While the household-name superheroes are busy making their next franchise installments, this summer has been dedicated to the back-of-the-class heroes like the Green Lantern and Thor. The most familiar of these other comic book guys has just arrived in the form of “Captain America: The First Avenger.” And believe me, the word “first” is there for a reason.
Even though the good captain is bringing up the rear of the B-list pack, they may have saved the best for last. Not being overly familiar with the character going in, I was impressed to be presented with a genuine effort to give this guy a real story. This can’t be an easy task considering this is a character dressed in a big American flag and flinging a huge shield as his weapon.
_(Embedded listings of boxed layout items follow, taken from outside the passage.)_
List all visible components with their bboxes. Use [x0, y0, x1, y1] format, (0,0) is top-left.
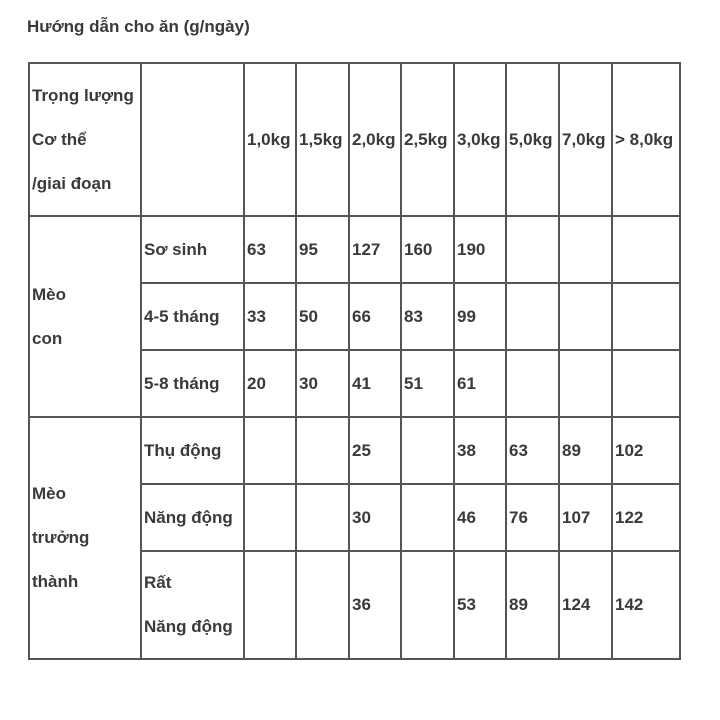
value-cell [401, 417, 454, 484]
stage-cell: Thụ động [141, 417, 244, 484]
stage-cell: 5-8 tháng [141, 350, 244, 417]
header-corner-cell [29, 63, 141, 216]
group-label-line: thành [32, 572, 79, 591]
header-empty-cell [141, 63, 244, 216]
stage-cell [141, 551, 244, 659]
header-row [29, 63, 680, 216]
value-cell [559, 350, 612, 417]
value-cell [612, 216, 680, 283]
value-cell: 124 [559, 551, 612, 659]
value-cell: 33 [244, 283, 296, 350]
value-cell [244, 417, 296, 484]
value-cell: 66 [349, 283, 401, 350]
value-cell: 142 [612, 551, 680, 659]
value-cell: 61 [454, 350, 506, 417]
value-cell [296, 484, 349, 551]
group-label-line: con [32, 328, 63, 348]
value-cell: 107 [559, 484, 612, 551]
value-cell: 25 [349, 417, 401, 484]
value-cell [244, 551, 296, 659]
page-title: Hướng dẫn cho ăn (g/ngày) [27, 17, 250, 36]
value-cell: 122 [612, 484, 680, 551]
value-cell [559, 216, 612, 283]
group-label-cell [29, 216, 141, 417]
value-cell: 89 [506, 551, 559, 659]
value-cell: 102 [612, 417, 680, 484]
table-row [29, 417, 680, 484]
value-cell: 95 [296, 216, 349, 283]
stage-cell: 4-5 tháng [141, 283, 244, 350]
value-cell: 83 [401, 283, 454, 350]
value-cell: 51 [401, 350, 454, 417]
group-label-line: Mèo [32, 484, 66, 503]
value-cell: 63 [244, 216, 296, 283]
value-cell: 36 [349, 551, 401, 659]
value-cell [296, 551, 349, 659]
value-cell [506, 216, 559, 283]
value-cell: 46 [454, 484, 506, 551]
weight-header: 2,5kg [401, 63, 454, 216]
value-cell [559, 283, 612, 350]
weight-header: 3,0kg [454, 63, 506, 216]
stage-cell: Sơ sinh [141, 216, 244, 283]
header-corner-line: Cơ thể [32, 129, 87, 149]
value-cell: 63 [506, 417, 559, 484]
stage-cell: Năng động [141, 484, 244, 551]
weight-header: 1,0kg [244, 63, 296, 216]
value-cell: 89 [559, 417, 612, 484]
group-label-line: Mèo [32, 284, 66, 304]
value-cell: 127 [349, 216, 401, 283]
table-row [29, 216, 680, 283]
weight-header: 5,0kg [506, 63, 559, 216]
value-cell [401, 484, 454, 551]
value-cell: 76 [506, 484, 559, 551]
weight-header: 2,0kg [349, 63, 401, 216]
value-cell: 20 [244, 350, 296, 417]
value-cell [401, 551, 454, 659]
group-label-cell [29, 417, 141, 659]
value-cell [506, 283, 559, 350]
value-cell: 99 [454, 283, 506, 350]
value-cell: 190 [454, 216, 506, 283]
stage-line: Năng động [144, 617, 233, 636]
value-cell [612, 283, 680, 350]
value-cell: 30 [296, 350, 349, 417]
value-cell: 41 [349, 350, 401, 417]
value-cell [296, 417, 349, 484]
group-label-line: trưởng [32, 528, 90, 547]
value-cell: 30 [349, 484, 401, 551]
weight-header: 1,5kg [296, 63, 349, 216]
value-cell: 50 [296, 283, 349, 350]
header-corner-line: /giai đoạn [32, 173, 112, 193]
value-cell [244, 484, 296, 551]
weight-header: > 8,0kg [612, 63, 680, 216]
value-cell: 38 [454, 417, 506, 484]
value-cell [506, 350, 559, 417]
value-cell: 160 [401, 216, 454, 283]
value-cell [612, 350, 680, 417]
stage-line: Rất [144, 573, 172, 592]
header-corner-line: Trọng lượng [32, 85, 134, 105]
value-cell: 53 [454, 551, 506, 659]
weight-header: 7,0kg [559, 63, 612, 216]
feeding-table [28, 62, 681, 660]
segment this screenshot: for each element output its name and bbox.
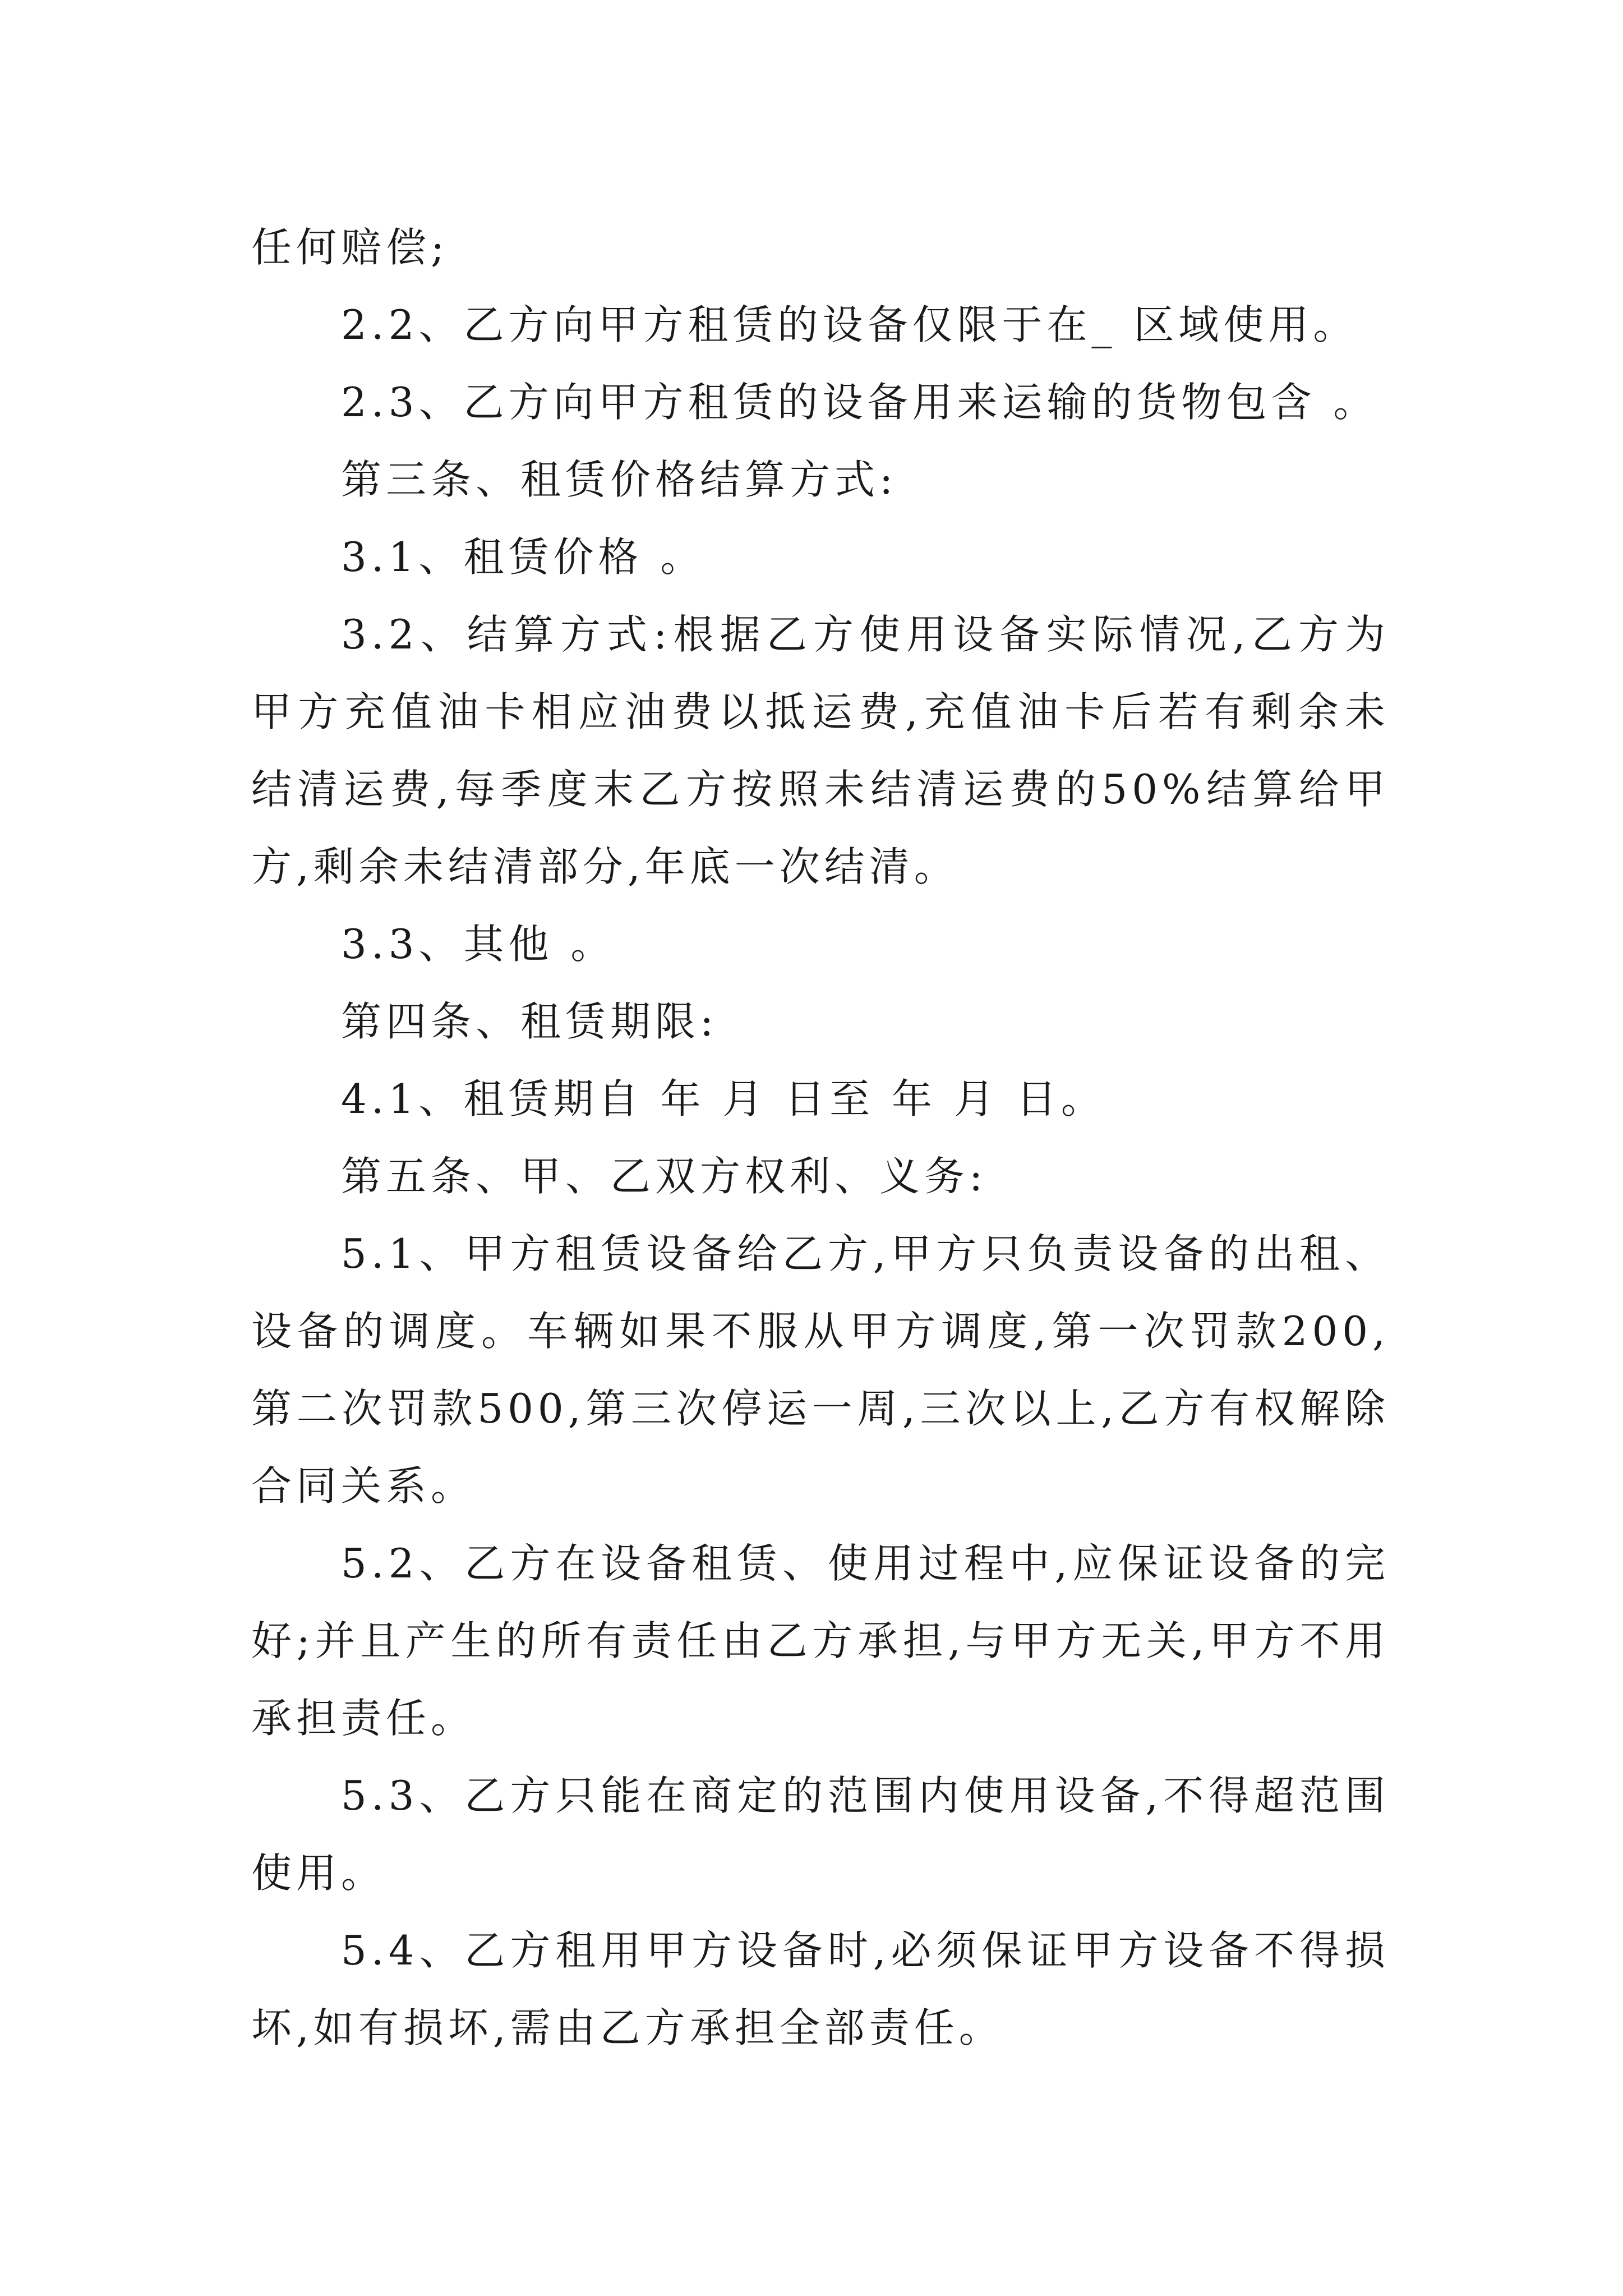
article-4-heading: 第四条、租赁期限: [341,998,718,1045]
clause-5-2: 5.2、乙方在设备租赁、使用过程中,应保证设备的完好;并且产生的所有责任由乙方承担,与甲方无关,甲方不用承担责任。 [251,1540,1390,1742]
clause-3-3: 3.3、其他 。 [341,921,616,968]
clause-2-3: 2.3、乙方向甲方租赁的设备用来运输的货物包含 。 [341,379,1378,426]
article-3-heading: 第三条、租赁价格结算方式: [341,456,898,503]
document-body [251,209,1390,2067]
clause-3-1: 3.1、租赁价格 。 [341,533,706,581]
clause-3-2: 3.2、结算方式:根据乙方使用设备实际情况,乙方为甲方充值油卡相应油费以抵运费,充值油卡后若有剩余未结清运费,每季度末乙方按照未结清运费的50%结算给甲方,剩余未结清部分,年底一次结清。 [251,611,1390,890]
clause-5-4: 5.4、乙方租用甲方设备时,必须保证甲方设备不得损坏,如有损坏,需由乙方承担全部责任。 [251,1927,1390,2051]
clause-5-3: 5.3、乙方只能在商定的范围内使用设备,不得超范围使用。 [251,1772,1390,1897]
clause-2-2: 2.2、乙方向甲方租赁的设备仅限于在_ 区域使用。 [341,301,1358,348]
paragraph-continuation: 任何赔偿; [251,224,449,271]
article-5-heading: 第五条、甲、乙双方权利、义务: [341,1153,988,1200]
clause-5-1: 5.1、甲方租赁设备给乙方,甲方只负责设备的出租、设备的调度。车辆如果不服从甲方调度,第一次罚款200,第二次罚款500,第三次停运一周,三次以上,乙方有权解除合同关系。 [251,1230,1390,1510]
clause-4-1: 4.1、租赁期自 年 月 日至 年 月 日。 [341,1075,1106,1122]
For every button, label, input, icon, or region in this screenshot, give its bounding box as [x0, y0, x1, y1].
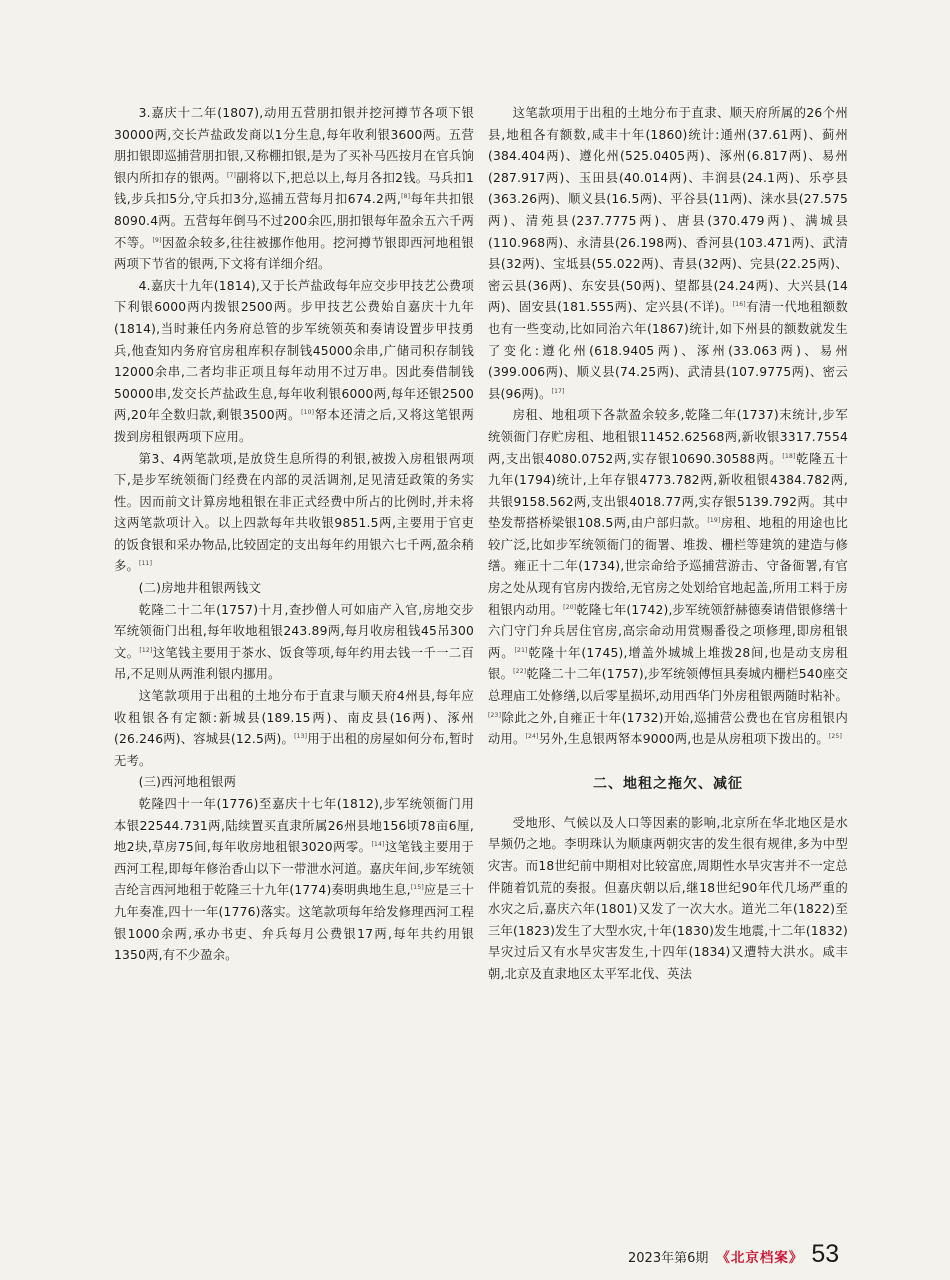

But the movie makes some effort in giving such a preposterous idea some grounding. Of course, that doesn’t make it believable, but it does make it enjoyable. This is a good fantasy tale with a menacing villain and a hero you can really root for. It’s all over-the-top from the shootouts to the antagonist’s Nazi getup. But it couldn’t be the same fantasy if this wasn’t so.
The tone of this film is well fitted to the 1940s era it’s set in. The background colors and atmosphere alter as we go from city streets to war scenes. They do it in a way that allows someone who wasn’t there to imagine it in a really romanticized sort of way
A lot of that credit must go to director Joe Johnston. He’s done more than his share of period films and seems to be at his best in giving his characters depth when they’re of another era. Actor Chris Evans also deserves recognition for playing Captain America like a real person. It would have been easy for him to play it out in a superficial-or even a fake-manner, which is what he did in his first comic book outings in the disastrous “Fantastic Four” films.
Superficiality was expertly avoided when it could have been easy path since he starts out as a tiny, twiggy weakling with a heart of gold. He only gets to be the hero once a scientist uses a top-secret formula to make him a beefy super-hunk. Those tend to make good soldiers. I like that Captain America isn’t interested in being a hero or in his own improved physique. He just wants to be part of the Army he believes in. His top priority remains to be a good soldier when he feels more needs to be done. He’s not content to be a science experiment or a military mascot. I think this speaks a lot toward the super soldier’s motivations, especially since I’ll bet he’s paid more as a dancing mascot to rouse the public than he does on the front lines.
Of course, a true hero needs a great villain. Hugo Weaving takes on this role with glee as a Nazi commander who’s also gotten a taste of the super formula, gaining equal super strength. However, while it turned Captain America into a Gold’s Gym model, the bad guy gets relegated into a sunburned skeleton head. Ain’t that always the way?
Actually, Weaving looks much scarier in his normal appearance than as the Red Skull. “Captain America” pulls out all the stops in its supporting cast. Stanley Tucci shines as always as the scientist who creates the captain. One of my favorite scenes isn’t on the battlefield, but in an interrogation room. Tommy Lee Jones as a cocky military official has a battle of wills against Toby Jones’ nervous yet calculated demeanor.
What a thrill to see these two great Joneses show why they’re typecast.
If there’s the weak link in the cast, it’s the female lead. Hayley Atwell woodenly plays the obligatory love interest that every comic hero demands. She believes in his muscles and isn’t a very strong female lead for it. She looks more like the pin-up girls of the era rather than the high-ranking agent she’s supposed to be. She’s always impeccably dressed and her hair and make-up remain perfectly girly, even in hostile areas or if a fight is called for.
Another issue is the reason Captain America ends up where he does at the end isn’t really explained. You have to speculate from the events leading up to it.
By the way, those accustomed to superhero movies know to wait for a post-credits scene to set up another adventure. This has the first full trailer I’ve seen come afterward. Remember how the title calls him the “first avenger?”